The Current Scenario:

Since April 2025, the US has implemented a universal base tariff of 10% on ALL imports, raising the level of protectionism. And it doesn't stop there! Trade partners like the European Union and China, considered "worst offenders", are facing even higher "reciprocal tariffs". We have already seen tariffs of 25% on products from Japan and South Korea, and up to 50% on the European Union.

The Global Domino Effect:

Experts and analysts are sounding the alarm: these measures could undermine the fragile recovery of the global economy, which is already grappling with high inflation, record debt, and geopolitical tensions. The major concern is that the world could be pushed into a global recession, with greater uncertainty and volatility.

The US-China trade war has also heated up.
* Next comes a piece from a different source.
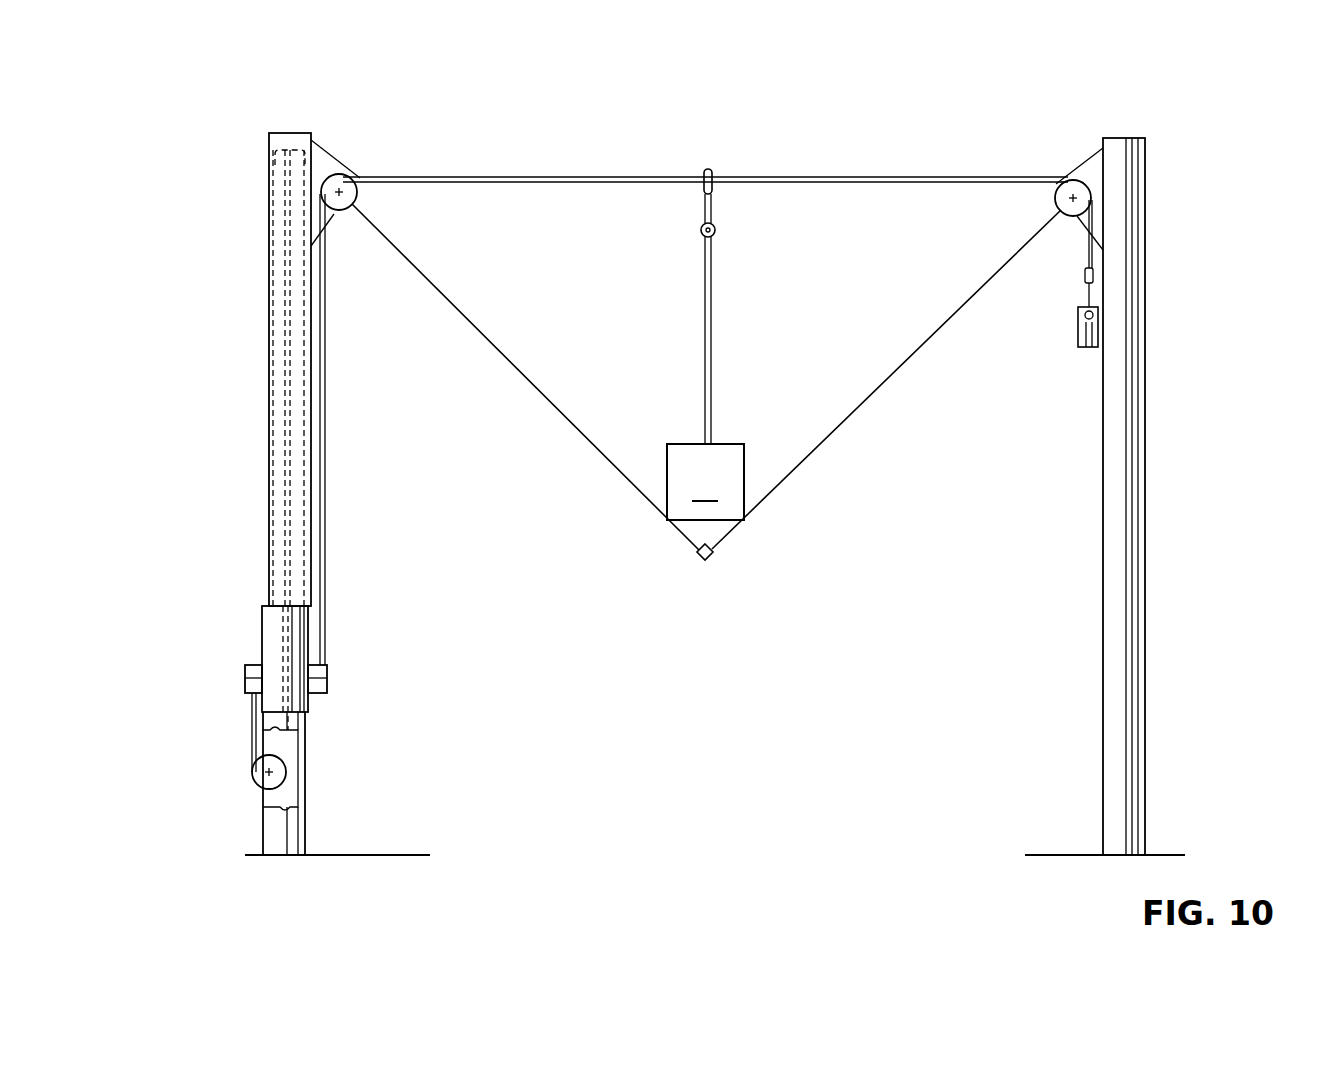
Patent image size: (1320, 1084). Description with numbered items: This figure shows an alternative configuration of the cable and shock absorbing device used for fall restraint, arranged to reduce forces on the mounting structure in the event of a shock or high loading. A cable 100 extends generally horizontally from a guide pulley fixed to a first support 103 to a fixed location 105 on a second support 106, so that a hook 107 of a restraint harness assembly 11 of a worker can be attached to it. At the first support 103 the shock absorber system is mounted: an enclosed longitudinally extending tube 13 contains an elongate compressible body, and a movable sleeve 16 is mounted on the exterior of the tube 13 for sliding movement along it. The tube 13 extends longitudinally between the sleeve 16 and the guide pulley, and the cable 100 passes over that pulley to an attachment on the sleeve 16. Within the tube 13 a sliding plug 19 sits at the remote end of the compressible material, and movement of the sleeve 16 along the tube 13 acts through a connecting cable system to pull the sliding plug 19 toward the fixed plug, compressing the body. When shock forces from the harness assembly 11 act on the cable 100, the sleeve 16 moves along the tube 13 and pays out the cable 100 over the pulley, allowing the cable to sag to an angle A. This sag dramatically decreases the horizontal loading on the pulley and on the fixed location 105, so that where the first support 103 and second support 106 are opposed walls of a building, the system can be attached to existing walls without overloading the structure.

As China retaliates with its own tariffs, there is growing fear that Europe could become a "dumping ground" for Chinese products, further destabilizing global trade.

How is the Crypto Market Reacting?

Despite the turbulence in traditional markets, Bitcoin and cryptocurrencies have shown remarkable resilience! At times, we have seen significant recoveries even with threats of new tariffs.

Why is this happening? Many investors are beginning to see Bitcoin and other digital assets as a "hedge" against inflation and the devaluation of fiat currencies in times of protectionism and economic uncertainty. When traditional trade policies create instability, the decentralization and deflationary nature (for some assets) of cryptocurrencies can become a safe haven.